Isabél Zuaa também defende que a morte de Bruno Candé forçou o mundo das artes a olhar-se por dentro. Dos concursos de miss aos protagonistas televisivos, a repetição de padrões perpetua o lugar marginal. "Vou crescendo e vou compreendendo outras questões, como na televisão o cabelo ter de ser sedoso e comprido e nas lojas de cosméticos não haver coisas para o meu tom de pele. Vamos crescendo e vamos entendendo as convenções do outro."
"O corpo da mulher negra é muitas vezes exotificado", acrescenta. "Lembro-me de ler nos livros de História 'ouro, marfim e escravos' e isso deixar-me completamente incomodada.

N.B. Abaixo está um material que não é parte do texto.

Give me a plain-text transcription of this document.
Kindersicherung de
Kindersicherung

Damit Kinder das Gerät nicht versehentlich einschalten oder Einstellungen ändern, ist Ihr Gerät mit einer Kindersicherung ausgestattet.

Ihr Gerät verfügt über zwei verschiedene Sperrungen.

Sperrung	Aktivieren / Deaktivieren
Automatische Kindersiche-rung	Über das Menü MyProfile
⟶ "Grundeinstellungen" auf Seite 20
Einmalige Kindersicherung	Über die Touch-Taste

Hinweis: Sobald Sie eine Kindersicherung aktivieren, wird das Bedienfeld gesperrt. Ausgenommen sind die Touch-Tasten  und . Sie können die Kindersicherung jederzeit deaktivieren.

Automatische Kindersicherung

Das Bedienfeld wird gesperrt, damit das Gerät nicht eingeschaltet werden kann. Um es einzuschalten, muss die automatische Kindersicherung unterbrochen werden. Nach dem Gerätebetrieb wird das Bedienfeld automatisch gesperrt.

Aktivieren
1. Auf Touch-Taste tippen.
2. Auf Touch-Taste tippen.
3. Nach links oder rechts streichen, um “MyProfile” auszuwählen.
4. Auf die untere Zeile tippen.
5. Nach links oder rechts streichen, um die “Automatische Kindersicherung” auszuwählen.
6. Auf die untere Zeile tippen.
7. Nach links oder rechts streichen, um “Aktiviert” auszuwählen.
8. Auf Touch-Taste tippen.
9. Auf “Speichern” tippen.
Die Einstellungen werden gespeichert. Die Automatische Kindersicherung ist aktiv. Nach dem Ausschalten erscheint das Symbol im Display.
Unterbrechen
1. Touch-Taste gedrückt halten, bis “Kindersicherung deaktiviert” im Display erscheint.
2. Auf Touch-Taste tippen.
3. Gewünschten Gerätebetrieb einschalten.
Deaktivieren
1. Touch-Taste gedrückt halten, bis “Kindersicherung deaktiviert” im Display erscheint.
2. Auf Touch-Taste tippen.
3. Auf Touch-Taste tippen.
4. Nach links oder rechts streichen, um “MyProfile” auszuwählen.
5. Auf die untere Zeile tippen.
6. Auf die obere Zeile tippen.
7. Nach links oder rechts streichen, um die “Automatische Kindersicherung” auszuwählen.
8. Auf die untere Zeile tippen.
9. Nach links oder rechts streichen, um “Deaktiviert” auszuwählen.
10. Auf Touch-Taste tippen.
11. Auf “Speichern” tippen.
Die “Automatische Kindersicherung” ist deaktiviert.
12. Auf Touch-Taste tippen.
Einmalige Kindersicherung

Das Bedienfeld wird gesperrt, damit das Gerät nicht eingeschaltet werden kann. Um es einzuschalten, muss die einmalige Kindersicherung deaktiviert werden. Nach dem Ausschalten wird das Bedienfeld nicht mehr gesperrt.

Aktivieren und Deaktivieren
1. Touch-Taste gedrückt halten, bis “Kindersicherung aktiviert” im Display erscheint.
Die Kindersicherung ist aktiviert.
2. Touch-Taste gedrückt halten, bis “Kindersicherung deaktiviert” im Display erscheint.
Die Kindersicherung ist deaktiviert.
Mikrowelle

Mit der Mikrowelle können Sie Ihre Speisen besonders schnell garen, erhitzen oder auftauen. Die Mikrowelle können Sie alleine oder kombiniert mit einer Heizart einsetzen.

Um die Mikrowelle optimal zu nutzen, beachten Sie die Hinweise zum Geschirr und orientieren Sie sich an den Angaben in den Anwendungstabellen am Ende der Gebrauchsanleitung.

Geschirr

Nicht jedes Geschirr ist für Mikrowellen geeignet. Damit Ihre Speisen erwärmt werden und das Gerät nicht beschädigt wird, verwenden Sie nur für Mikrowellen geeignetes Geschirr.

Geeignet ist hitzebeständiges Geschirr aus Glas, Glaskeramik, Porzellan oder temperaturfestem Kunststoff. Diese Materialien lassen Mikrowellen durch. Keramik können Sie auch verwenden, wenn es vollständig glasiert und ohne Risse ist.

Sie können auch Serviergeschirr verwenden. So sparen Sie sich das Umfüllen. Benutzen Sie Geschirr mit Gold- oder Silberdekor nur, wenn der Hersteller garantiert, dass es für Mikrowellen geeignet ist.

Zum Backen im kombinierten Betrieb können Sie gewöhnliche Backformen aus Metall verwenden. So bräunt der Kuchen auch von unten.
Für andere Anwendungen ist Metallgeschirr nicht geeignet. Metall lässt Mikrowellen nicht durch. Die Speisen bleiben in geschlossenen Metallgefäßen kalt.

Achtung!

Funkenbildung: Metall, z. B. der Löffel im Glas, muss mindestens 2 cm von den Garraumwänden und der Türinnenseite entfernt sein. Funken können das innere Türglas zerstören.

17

Isto é um sequestro, as pessoas estão a falar de matérias-primas e de corpos humanos na mesma linha, e são pessoas sensíveis, do bem e da ética."
"Como é que um povo pode ser nobre se não reconhece a nobreza no outro só por ser diferente?"
Evoluir sem medo, querer aprender todos os dias, "para que as próximas gerações não cometam os mesmos erros que os nossos avós". É isto que pede Isabél Zuaa ao país. "As pessoas sentem-se ofendidas. É racista, tudo bem, Portugal é um país racista. Está em desconstrução? Sim, algumas pessoas, sim. Outras, não."
"Se não reconhecermos esse racismo estrutural, vai ser impossível combatê-lo, porque a pessoa diz: 'Eu não sou racista, eu acho que as pessoas são todas iguais.' Mas isso não traz evolução, e nós estamos a querer evoluir. Nós não estamos a culpar ninguém, estamos todos a tentar evoluir." É só isso, conclui a atriz.